At 5kV, you're likely to get air dielectric breakdown between droplets (roughly 3MV/m dielectric breakdown over a few mm)


I suggest you try urinating on an electric fence - I have seen it done and the result is both horrifying and very amusing.


An electric fence is much closer than the floor, the stream may not have broken yet. It does depend on the distance -- for example you could pee from a subway platform onto the third rail and live to tell the story.


I have a better solution: just don't drink. Ever.


Stimpy, don't whiz on the electric fence!


At least they didn't bury the lede.

People just need a reason to aim, not more technology. [1]

[1] http://images.dailykos.com/images/214735/story_image/Trump_U...


The urinals I see in Japan that go all the way down to the floor do a pretty excellent job at containing those puddles.


There is a full length urinal, I don't know why they aren't more widely used.


Cost.


Wet-mopping Roomba-type robots cleaning floors when there's no one in the room?


A lot of these links are broken.
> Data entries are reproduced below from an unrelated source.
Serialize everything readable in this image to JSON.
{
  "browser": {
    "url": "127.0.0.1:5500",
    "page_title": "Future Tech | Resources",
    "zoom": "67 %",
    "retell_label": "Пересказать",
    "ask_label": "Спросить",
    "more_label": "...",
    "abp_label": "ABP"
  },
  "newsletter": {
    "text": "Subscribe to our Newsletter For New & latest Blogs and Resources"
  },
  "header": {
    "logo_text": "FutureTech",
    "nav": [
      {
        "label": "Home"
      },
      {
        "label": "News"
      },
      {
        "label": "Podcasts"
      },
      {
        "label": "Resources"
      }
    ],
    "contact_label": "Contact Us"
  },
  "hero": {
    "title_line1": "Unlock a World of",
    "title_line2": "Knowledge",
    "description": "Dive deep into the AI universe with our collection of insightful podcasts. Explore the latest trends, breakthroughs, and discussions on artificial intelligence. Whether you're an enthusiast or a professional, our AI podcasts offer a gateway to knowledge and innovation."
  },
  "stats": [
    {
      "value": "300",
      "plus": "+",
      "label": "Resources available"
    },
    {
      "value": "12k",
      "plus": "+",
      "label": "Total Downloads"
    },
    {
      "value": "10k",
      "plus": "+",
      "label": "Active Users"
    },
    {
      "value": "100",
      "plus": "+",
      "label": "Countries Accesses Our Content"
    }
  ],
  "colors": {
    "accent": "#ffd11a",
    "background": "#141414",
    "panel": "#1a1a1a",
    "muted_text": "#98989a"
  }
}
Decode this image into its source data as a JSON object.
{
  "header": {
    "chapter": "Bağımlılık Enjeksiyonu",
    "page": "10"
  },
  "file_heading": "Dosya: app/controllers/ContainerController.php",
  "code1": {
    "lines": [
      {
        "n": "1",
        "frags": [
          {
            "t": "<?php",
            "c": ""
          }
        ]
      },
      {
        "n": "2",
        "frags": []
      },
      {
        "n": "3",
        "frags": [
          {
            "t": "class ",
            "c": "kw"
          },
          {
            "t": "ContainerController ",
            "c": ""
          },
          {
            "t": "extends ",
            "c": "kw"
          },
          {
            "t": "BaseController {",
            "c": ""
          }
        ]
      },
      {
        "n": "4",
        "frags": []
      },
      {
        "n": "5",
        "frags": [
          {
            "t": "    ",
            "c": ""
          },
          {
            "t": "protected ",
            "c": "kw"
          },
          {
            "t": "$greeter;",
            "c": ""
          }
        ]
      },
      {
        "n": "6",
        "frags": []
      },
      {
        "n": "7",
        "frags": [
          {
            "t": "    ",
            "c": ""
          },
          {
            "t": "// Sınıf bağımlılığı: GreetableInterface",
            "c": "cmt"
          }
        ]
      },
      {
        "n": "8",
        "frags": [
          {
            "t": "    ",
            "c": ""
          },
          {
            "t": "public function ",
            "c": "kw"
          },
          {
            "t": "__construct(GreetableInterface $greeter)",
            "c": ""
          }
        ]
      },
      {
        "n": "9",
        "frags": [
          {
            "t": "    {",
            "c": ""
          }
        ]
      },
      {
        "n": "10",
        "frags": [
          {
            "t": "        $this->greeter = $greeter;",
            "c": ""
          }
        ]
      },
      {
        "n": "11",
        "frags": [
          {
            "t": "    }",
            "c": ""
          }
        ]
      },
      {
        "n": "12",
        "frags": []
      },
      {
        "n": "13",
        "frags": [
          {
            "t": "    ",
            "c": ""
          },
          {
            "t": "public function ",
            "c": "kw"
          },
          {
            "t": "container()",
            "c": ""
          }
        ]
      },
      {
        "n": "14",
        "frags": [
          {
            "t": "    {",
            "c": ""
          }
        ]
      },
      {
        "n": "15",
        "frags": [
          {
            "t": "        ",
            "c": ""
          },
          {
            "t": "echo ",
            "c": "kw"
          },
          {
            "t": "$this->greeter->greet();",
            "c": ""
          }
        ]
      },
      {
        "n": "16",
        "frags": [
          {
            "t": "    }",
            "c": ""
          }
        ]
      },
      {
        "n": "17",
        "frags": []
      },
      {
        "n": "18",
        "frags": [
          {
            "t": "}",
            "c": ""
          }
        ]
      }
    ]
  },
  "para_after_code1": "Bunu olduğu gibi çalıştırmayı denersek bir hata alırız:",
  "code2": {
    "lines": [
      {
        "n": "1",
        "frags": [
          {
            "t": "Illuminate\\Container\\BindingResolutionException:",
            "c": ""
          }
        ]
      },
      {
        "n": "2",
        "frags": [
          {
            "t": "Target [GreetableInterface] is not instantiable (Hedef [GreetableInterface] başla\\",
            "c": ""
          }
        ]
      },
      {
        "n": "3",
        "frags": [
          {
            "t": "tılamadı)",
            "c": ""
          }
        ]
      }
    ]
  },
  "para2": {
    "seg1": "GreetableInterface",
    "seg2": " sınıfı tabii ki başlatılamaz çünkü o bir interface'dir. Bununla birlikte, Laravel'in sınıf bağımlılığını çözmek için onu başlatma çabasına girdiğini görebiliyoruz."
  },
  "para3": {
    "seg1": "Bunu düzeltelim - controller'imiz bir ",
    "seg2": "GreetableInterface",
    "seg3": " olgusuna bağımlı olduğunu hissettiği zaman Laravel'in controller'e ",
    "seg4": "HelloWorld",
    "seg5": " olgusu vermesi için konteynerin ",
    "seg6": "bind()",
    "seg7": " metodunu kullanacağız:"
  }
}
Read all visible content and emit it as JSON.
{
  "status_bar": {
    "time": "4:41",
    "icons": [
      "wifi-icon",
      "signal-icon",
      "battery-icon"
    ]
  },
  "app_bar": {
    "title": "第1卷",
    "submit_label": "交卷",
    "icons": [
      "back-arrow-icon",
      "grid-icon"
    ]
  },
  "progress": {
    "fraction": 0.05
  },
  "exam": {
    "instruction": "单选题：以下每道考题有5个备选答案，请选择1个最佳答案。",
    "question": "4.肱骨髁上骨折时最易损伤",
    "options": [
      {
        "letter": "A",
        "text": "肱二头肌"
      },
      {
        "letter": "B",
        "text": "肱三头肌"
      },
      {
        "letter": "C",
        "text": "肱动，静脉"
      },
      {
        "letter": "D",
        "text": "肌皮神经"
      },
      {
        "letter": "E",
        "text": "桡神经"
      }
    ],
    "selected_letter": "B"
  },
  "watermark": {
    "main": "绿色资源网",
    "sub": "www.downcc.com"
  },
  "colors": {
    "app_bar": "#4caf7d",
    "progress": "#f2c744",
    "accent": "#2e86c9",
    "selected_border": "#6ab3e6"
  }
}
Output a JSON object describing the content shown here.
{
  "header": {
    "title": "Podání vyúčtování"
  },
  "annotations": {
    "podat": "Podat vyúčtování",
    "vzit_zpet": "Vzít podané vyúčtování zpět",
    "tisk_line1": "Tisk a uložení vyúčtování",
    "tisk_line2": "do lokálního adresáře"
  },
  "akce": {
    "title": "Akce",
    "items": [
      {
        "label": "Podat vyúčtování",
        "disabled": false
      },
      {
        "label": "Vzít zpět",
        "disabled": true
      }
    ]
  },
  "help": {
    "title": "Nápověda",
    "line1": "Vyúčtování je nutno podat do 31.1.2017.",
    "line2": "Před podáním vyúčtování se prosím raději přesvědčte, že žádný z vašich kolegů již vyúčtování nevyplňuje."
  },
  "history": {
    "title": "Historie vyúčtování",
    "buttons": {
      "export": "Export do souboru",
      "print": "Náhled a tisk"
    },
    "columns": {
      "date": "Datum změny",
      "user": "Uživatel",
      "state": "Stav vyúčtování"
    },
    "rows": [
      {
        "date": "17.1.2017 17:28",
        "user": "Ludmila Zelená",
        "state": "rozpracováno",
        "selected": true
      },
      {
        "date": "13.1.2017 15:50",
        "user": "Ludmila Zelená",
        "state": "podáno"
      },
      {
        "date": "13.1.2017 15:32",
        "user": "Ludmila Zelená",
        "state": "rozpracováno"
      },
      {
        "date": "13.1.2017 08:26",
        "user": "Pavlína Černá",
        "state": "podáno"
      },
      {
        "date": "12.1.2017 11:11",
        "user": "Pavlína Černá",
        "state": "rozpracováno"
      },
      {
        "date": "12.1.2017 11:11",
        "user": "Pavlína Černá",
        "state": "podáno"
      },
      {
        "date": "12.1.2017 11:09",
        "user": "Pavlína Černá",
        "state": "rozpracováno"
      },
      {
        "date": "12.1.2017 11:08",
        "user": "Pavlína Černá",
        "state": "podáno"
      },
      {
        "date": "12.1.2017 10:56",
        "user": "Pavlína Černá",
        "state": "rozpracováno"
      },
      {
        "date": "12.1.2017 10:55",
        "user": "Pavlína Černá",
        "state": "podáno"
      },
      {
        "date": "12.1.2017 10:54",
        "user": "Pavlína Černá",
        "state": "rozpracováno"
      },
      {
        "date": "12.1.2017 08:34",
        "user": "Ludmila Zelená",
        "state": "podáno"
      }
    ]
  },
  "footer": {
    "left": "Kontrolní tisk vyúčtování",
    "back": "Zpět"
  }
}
For example, http://www.getaccept.com/%E2%80%9C

Luckily, it's easy to parse this out but it's a bit jarring.


Well it is TechCrunch (where it's and its are seemingly interchangeable).


"Spinal Singularity wants to tap into the $2 billion urinary catheter market ..."

Well played, TechCrunch. Credit where due.


I can't help but wonder how DeepGram is impacted by Google opening their speech API.


Google's API translates a sound sample to text. DeepGram's API uses the sound sample to search other audio.


NSFW warning.. there's a catheter/penis combo.


I feel bad for anyone who can't view an animated medical diagram of a penis at work for fear of it being NSFW.


Tell that to my boss. I personally don't give a shit.


Why be condescending?

There's also the possibility of someone not wanting to have an animated medical diagram of a penis on their work monitor, even if the bosses don't care, so I see no problem with the warning.


PaveIQ looks pretty interesting. There has to be a big market of customers willing to hand over money to learn how their website is performing but aren't currently investing the time to learn GA's more advanced features or to learn how to mine insights from all that clickstream data.


I'm not so sure. There's a lot you get can from simply running basic analytics and an NPS survey. You should also be constantly talking with customers. Ideally you'd already know where the site/app is failing purely based on those interactions.

If they can pull in data from various sources (Stripe, SFIQ, etc), that's where this product could be really exciting.


So what is up with all the Chatbots? Between the two days there was at least three companies that seemed to be pushing some sort of generic chatbot. Is this really lucrative? I guess it could replace call centers with online automated help.


It's just that voice is going to become more and more prevalent as an user interface.


I'm amazed at how big the batch is. It seems like there are some clear front-runners, but the batch itself seems quite deep.

Disclaimer: Haven't payed a lot of attention to YC batches since '13.


Boom wants to build the next Concorde—how can YC help?


Physio Health: "Time for a nice strecth!"